One of the central themes of the book isn’t just the particulars of love, or mental illness, or adolescence itself, but rather that so much of what we have to deal with in life isn’t of our choosing, and, in fact, the circumstances we’re faced with have their origins literal generations into the past. For Logan that is expressed by the Bleh, Annalise’s name for depression, anxiety, and a host of other mental health issues, but it goes far deeper than a whimsical name. Logan is the son of a severely depressed mom, who was herself the daughter of a severely mentally ill mom, who earned her Bleh from a crazy dad who lost his mind at the turn of the century. Now if that isn’t some cosmic bullshit, I certainly don’t know what is, but it doesn’t matter, does it?
What I wanted to capture in the story, and in many ways what I lived myself, is that we’re often the recipients of change that we don’t want, and, as Diaz so perfectly captures, it’s those very things that alter the course of our lives for good or for bad. It’s Logan’s lot in life to deal with the ramifications of his parent’s divorce, which is described in detail in chapter 4. Part of the reason I wanted to tell the story from the perspective of someone who was the age I was when much of that happened in my own life was because teens, maybe more than any other age group, are subject to changes outside of their control that impact their lives. And, unlike small children, they’re mostly cognizant of those forces acting upon them, and aware of the ramifications they can cause. College decisions, parent’s decisions, the decisions of boyfriends or girlfriends - all of these external things can control our fate, determine the next step in our life’s journey, and ultimately shift the entire course of where we’re headed. Logan has a few of these in the book, some of which I’ve already mentioned, but then again, so does Annalise.
We never get to see Annalise on her own terms, and that was by design. It’s the side effect of first person writing, and something that I chose very much on purpose in Away From Here - namely that we get to see all the characters through one character’s eyes. We don’t get to hear Logan’s mom’s interpretation of events, or Pete’s take on the Comic Con thing, and most glaringly perhaps, we never get to hear Anna’s side of the story. To tell you the truth, I’d love to hear it. I’d love to hear how she really felt about the dad who she never knew, or about the drama with her own mother, or about her struggles with her mental health, but we don’t get to have those conversations. But even on the terms we get her in the book, namely Logan’s, Anna’s life has been a series of changes that changed everything, none of which were in her control. She’s the middle daughter of a Peruvian immigrant, has two half siblings, one of whom she fights with and other of whom she’s a second mother to, and she lives in a poor neighborhood in a small apartment that shouldn’t fit so many people. She didn’t choose to never know her dad, or have her mom move from a more prosperous area in Peru to a small apartment in the United States, or to live in poverty, or even to meet Logan. All of those things happened, and she navigates that life with the only tools at her disposal, however rudimentary and screwed up they may be.

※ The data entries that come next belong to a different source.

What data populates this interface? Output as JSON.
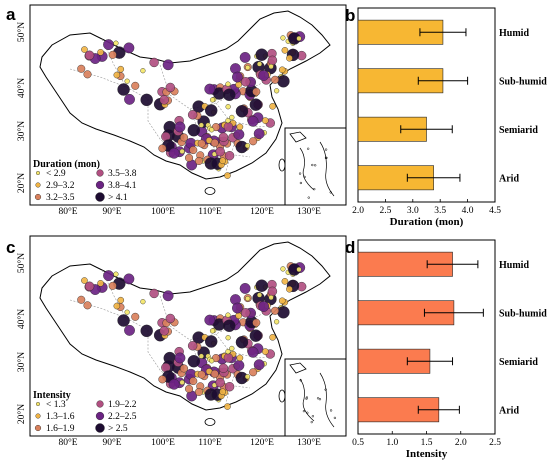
{
  "panels": {
    "a": {
      "label": "a",
      "legend_title": "Duration (mon)",
      "legend_items": [
        {
          "label": "< 2.9",
          "color": "#f4e66a"
        },
        {
          "label": "2.9–3.2",
          "color": "#f1b445"
        },
        {
          "label": "3.2–3.5",
          "color": "#d9805c"
        },
        {
          "label": "3.5–3.8",
          "color": "#b14f81"
        },
        {
          "label": "3.8–4.1",
          "color": "#6b2383"
        },
        {
          "label": "> 4.1",
          "color": "#1d0c31"
        }
      ]
    },
    "c": {
      "label": "c",
      "legend_title": "Intensity",
      "legend_items": [
        {
          "label": "< 1.3",
          "color": "#f4e66a"
        },
        {
          "label": "1.3–1.6",
          "color": "#f1b445"
        },
        {
          "label": "1.6–1.9",
          "color": "#d9805c"
        },
        {
          "label": "1.9–2.2",
          "color": "#b14f81"
        },
        {
          "label": "2.2–2.5",
          "color": "#6b2383"
        },
        {
          "label": "> 2.5",
          "color": "#1d0c31"
        }
      ]
    },
    "b": {
      "label": "b"
    },
    "d": {
      "label": "d"
    }
  },
  "map_axes": {
    "lat_labels": [
      "50°N",
      "40°N",
      "30°N",
      "20°N"
    ],
    "lon_labels": [
      "80°E",
      "90°E",
      "100°E",
      "110°E",
      "120°E",
      "130°E"
    ]
  },
  "chart_data": [
    {
      "type": "bar",
      "orientation": "horizontal",
      "categories": [
        "Humid",
        "Sub-humid",
        "Semiarid",
        "Arid"
      ],
      "values": [
        3.55,
        3.55,
        3.25,
        3.38
      ],
      "errors": [
        0.42,
        0.45,
        0.47,
        0.48
      ],
      "xlabel": "Duration (mon)",
      "xlim": [
        2.0,
        4.5
      ],
      "xticks": [
        "2.0",
        "2.5",
        "3.0",
        "3.5",
        "4.0",
        "4.5"
      ],
      "bar_color": "#f7b733"
    },
    {
      "type": "bar",
      "orientation": "horizontal",
      "categories": [
        "Humid",
        "Sub-humid",
        "Semiarid",
        "Arid"
      ],
      "values": [
        1.88,
        1.9,
        1.55,
        1.68
      ],
      "errors": [
        0.37,
        0.43,
        0.33,
        0.3
      ],
      "xlabel": "Intensity",
      "xlim": [
        0.5,
        2.5
      ],
      "xticks": [
        "0.5",
        "1.0",
        "1.5",
        "2.0",
        "2.5"
      ],
      "bar_color": "#fb7b4f"
    }
  ]
}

The takeaway here is this: this isn’t a story about a bunch of people who are victims to an unknowable universe. It’s a story about people like all of us - flawed, complex, and very human characters who, despite the changes that change everything, try to find a way to live - not survive, as Annalise says, but to live, despite their shortcomings, and using the best tools at their disposal. It’s what we all do. It’s all we can do. But ultimately it isn’t the ‘what’ of the story, but the ‘hows’ and ‘whys’ that separate these characters that I love so much: how do they navigate their lives, why do they make the decisions that they make, and where does that lead them in the end, and beyond. And yes, there is a beyond past the closing pages of the book. For some, it’s right where we left them, living Here as best they can. And for others, it’s a place Away From Here that holds the keys to the future.